A review of the benefits, costs and harms of Australia’s screening programs for bowel and cervical cancers has found they achieve a very strong ‘bang for the buck’, with bowel cancer screening costing as little as $3,380 for each year of life saved – far less than the threshold typically used to decide if medical treatments deserve public subsidies.
A paper just published in the latest issue of the Sax Institute’s journal Public Health Research & Practice (PHRP), is the first comprehensive review of the benefits, harms and cost-effectiveness of cancer screening in Australia, using the most up-to-date information.
Written by a team of experts including senior author Professor Karen Canfell, Chair of the Cancer Screening and Immunisation Committee, Cancer Council Australia, the paper finds that the bowel and cervical cancer screening programs are highly cost-effective, with bowel cancer screening having an exceptionally favourable benefit-to-harm balance. The paper says the National Bowel Cancer Screening Program costs $3,380 for each year of life saved, and that the National Cervical Screening Program – another strong performer – cost $16,632 for each year of life saved among women not vaccinated against human papillomavirus, compared to women who were not screened. Both of these figures are well below what the paper describes as the “indicative willingness-to-pay threshold” – $30,000 to $50,000 per life-year saved – used by Australian governments to tell which health programs represent a good use of finite health dollars.
However, the paper also finds further work is needed to provide updated and more comprehensive information on the benefits and harms of Australia’s BreastScreen program. An independent review published 10 years ago found BreastScreen Australia had cut breast cancer deaths by 21%–28% among women aged 50–69 years, but estimates of harms (such as overtreatment and overdiagnosis, which refers to cancers unlikely to have caused problems if undetected) were similarly outdated and were also derived from European reviews rather than work in Australia.
The paper is one of several looking at cancer screening in Australia and appears in a themed edition of PHRP that was supported by and developed in partnership with Cancer Council Australia and Cancer Institute NSW. Other articles explore a range of topics on this theme, from ways to increase participation in the bowel screening program to new approaches and technologies to improve breast screening.
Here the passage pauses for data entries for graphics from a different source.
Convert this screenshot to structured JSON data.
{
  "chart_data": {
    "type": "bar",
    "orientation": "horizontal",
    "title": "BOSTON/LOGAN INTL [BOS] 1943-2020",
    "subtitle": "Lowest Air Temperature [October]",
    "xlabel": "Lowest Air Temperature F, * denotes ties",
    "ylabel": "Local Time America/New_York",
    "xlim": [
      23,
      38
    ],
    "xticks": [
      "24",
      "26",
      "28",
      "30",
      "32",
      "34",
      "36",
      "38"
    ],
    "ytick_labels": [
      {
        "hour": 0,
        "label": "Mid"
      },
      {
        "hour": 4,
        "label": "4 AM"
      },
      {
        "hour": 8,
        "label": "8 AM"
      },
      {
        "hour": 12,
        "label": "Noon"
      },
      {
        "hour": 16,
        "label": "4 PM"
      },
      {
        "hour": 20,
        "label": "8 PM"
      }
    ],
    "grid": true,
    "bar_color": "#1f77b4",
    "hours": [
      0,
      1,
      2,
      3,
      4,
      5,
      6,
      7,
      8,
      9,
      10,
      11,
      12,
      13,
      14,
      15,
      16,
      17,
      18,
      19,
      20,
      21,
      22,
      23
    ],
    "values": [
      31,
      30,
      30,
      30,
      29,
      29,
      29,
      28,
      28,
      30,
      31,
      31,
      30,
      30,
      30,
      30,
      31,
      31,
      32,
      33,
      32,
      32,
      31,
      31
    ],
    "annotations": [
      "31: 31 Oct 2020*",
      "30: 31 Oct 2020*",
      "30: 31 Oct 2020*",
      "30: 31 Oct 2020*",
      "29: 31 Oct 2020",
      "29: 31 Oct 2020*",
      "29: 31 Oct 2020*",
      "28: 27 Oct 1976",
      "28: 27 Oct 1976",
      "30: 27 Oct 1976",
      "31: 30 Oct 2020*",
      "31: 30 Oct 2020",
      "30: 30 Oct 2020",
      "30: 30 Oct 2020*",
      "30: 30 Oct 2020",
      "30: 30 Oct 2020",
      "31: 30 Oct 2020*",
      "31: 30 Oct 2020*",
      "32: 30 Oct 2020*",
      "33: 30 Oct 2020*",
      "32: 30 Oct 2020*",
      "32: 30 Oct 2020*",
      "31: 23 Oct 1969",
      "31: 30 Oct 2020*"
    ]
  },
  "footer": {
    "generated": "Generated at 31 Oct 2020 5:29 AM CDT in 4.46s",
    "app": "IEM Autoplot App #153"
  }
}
A perspective series of articles looks at the state of play and potential for screening for skin, lung, liver and prostate cancers, as well as for the genetic condition Lynch syndrome, which predisposes carriers to colorectal and other cancers.
The papers suggest there may be opportunities to prevent thousands of deaths through targeted screening for melanoma and lung cancer, systematic testing for Lynch syndrome and organised surveillance for hepatocellular carcinoma in people at high risk, although population-wide screening for these conditions is not currently warranted.
These papers come just as the Federal Minister for Health, Greg Hunt, has ordered a fresh look at lung cancer screening, announcing a new inquiry into its feasibility.
In an editorial, Professor Sanchia Aranda, CEO of Cancer Council Australia and Professor David Currow, CEO of the Cancer Institute NSW, state that while emerging knowledge of risk factors for different cancers opens the door to new risk-stratified approaches to screening, this will make both the system and the messaging to the public more complicated.
Other articles find that:
- Simulation modelling could play a key role in identifying the harms and benefits of population screening policies.
- GP endorsement may be one of the most effective ways to boost low levels of participation in the National Bowel Screening Program
- We need to address screening inequities if we are to eliminate cervical cancer as a public health threat by 2040
PHRP is Australia’s first online-only open access peer-reviewed public health journal, with a strong focus on connecting research, policy and practice.